Auch Fuchs schweigt über sein Engagement wie ein echter Geheimagent. Sollte er tatsächlich für einen fremden Geheimdienst arbeiten, wäre das im Bundestag auch nichts Neues: Hier pflegte schon das Ministerium für Staatssicherheit der DDR Abstimmungen zu kaufen - etwa 1974 bei Brandts Vertrauensfrage. Das Kaufen ausländischer Politiker gehörte während des Kalten Kriegs zu den Routineaufgaben der CIA. Und den Straftatbestand Abgeordnetenbestechung gibt es in Deutschland noch immer nicht.

"Wollte Platz sparen"

Nachdem Fuchs letzte Woche die Aufmerksamkeit für sein Steingebrücke offenbar noch nicht groß genug war, legte der gewiefte Politprofi nach und ließ durch einen Promipresseanwalt abgeordnetenwatch.de abmahnen und zum Verbreiten einer Gegendarstellung auffordern. So hatte abgeordnetenwatch.de behauptet, Fuchs hätte nur "einmal" von "Hakluyt & Co." gesprochen. Diese Version allerdings lasse nur einen Schluss zu: Dass der Koblenzer Abgeordnete mit seinen unvollständigen Angaben die wahre Herkunft der Nebeneinkünfte verschleiern wolle.

Das Vermuten von Motiven unterliegt nicht ohne weiteres der Meinungsfreiheit. Insbesondere dann, wenn ein behauptetes Motiv als einzig mögliches dargestellt wird, gehen manche Gerichte von Tatsachenbehauptungen aus und ziehen notfalls abenteuerliche Umkehrschlüsse. Bei Annahme einer Tatsachenbehauptung liegt jedoch die Darlegungs- und Beweislast hierfür beim Äußernden, der natürlich nicht in den Kopf des Fuchs hineinsehen kann, in einem Rechtsstreit also vor schwer lösbaren Beweisproblemen stünde.

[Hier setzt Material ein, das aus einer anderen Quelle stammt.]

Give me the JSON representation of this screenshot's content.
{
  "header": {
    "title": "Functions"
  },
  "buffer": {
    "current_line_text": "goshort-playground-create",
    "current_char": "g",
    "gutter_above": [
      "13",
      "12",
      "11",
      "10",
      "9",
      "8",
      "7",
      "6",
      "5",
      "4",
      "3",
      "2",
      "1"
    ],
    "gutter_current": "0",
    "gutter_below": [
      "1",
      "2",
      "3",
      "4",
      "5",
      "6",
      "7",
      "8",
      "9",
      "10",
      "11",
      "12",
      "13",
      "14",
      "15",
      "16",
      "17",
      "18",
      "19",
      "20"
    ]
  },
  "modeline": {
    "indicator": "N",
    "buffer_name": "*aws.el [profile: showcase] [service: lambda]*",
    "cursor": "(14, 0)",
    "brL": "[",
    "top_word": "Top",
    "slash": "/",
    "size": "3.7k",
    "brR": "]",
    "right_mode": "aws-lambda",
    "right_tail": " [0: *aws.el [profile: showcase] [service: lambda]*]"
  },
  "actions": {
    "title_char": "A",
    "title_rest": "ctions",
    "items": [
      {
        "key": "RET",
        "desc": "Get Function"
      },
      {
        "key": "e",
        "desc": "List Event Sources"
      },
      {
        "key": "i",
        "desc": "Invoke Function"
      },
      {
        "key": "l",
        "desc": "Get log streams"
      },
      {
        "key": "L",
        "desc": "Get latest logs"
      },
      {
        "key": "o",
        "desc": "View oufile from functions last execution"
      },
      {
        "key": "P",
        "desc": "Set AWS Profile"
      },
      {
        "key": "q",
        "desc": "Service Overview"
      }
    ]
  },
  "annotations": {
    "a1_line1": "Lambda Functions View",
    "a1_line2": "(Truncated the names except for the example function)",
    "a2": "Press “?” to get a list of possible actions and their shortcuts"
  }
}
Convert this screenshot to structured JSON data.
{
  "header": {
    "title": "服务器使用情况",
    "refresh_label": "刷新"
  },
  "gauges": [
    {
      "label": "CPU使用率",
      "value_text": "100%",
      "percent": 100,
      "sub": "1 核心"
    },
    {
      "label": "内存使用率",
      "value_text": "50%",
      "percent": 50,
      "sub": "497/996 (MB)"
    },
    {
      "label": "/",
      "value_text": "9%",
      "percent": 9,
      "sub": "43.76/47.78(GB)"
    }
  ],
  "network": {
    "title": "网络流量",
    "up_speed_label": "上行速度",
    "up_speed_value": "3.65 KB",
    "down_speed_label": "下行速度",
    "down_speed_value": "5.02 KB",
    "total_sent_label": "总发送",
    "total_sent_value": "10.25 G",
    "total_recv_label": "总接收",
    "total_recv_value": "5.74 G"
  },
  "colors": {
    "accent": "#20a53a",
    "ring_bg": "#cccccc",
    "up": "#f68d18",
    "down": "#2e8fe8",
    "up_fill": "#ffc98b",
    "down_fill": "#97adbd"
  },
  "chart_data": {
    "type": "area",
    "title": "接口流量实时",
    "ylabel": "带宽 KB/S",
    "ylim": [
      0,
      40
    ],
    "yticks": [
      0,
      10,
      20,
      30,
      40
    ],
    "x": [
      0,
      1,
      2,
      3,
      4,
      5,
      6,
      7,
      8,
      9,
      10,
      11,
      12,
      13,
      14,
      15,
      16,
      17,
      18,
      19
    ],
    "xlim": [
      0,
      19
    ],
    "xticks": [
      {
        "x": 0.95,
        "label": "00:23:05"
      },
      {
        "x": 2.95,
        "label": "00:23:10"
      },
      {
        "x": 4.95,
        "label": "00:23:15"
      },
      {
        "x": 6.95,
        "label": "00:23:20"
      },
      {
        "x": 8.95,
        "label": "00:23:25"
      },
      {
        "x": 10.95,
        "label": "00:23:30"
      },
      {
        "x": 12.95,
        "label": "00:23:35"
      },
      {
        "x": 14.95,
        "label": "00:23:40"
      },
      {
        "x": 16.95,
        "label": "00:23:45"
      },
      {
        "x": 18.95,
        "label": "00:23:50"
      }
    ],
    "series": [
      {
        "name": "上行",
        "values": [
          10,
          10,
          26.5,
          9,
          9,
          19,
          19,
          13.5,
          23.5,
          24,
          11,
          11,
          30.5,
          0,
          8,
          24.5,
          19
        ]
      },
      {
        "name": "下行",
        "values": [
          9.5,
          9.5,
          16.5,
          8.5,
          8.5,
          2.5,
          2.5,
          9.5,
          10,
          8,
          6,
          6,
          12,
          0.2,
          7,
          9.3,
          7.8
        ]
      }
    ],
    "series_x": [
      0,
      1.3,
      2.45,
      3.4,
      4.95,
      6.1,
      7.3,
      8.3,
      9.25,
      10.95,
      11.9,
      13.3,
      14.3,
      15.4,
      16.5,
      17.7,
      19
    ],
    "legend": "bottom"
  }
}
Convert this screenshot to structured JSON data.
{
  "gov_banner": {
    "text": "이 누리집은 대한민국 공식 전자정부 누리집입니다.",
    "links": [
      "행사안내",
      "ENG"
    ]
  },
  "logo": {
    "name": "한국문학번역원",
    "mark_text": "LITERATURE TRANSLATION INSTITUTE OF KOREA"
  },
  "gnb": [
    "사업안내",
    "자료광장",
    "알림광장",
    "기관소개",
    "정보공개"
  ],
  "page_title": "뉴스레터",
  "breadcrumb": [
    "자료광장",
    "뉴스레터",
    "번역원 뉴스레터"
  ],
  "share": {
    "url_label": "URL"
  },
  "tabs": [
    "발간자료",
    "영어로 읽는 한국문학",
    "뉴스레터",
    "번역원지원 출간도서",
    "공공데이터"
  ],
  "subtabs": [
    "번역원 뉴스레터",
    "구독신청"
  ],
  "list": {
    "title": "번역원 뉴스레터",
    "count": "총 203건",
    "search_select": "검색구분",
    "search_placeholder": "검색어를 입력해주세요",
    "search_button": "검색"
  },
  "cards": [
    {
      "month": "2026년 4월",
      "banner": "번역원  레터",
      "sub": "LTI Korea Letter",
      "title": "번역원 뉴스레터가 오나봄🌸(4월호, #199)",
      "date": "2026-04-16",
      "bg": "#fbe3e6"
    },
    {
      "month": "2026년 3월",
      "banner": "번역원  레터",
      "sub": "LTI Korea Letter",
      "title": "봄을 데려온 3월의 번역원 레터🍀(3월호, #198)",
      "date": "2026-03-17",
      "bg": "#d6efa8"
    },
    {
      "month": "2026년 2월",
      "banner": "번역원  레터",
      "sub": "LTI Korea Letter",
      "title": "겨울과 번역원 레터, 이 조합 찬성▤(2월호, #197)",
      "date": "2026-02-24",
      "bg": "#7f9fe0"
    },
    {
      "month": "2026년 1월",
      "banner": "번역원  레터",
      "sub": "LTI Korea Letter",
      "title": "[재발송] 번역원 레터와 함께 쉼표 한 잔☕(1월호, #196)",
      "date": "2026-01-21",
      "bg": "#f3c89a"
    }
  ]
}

Dem ihm unterstellten Motiv des Verschleierns begegnete "Agent" Fuchs mit der abenteuerlichen Behauptung, er habe im Rahmen des Meldeverfahrens Platz sparen wollen - in einem Internet-basierten Meldeverfahren. Nach Stand von Forschung und Technik ist jedoch Platznot im Internet des Jahres 2013 jedenfalls allenfalls auf Twitter ein nachvollziehbares Problem. Im Gegenteil kann es in juristischen Dokumenten fatale Folgen haben, wenn eine Firma ungenau bezeichnet wird, etwa mit oder ohne den Zusatz "KG" oder "GmbH". Auch dürfte bei dem relative kurzen Firmennamen noch allerhand Platz verblieben sein. Doch offenbar pflegt Fuchs subjektive Relevanzkriterien oder huldigt dem Prinzip der Datensparsamkeit. Man darf in diesen Tagen schon dankbar sein, wenn Politiker in Erklärungsnot nicht behaupten, sie hätten den falschen Stapel geschreddert.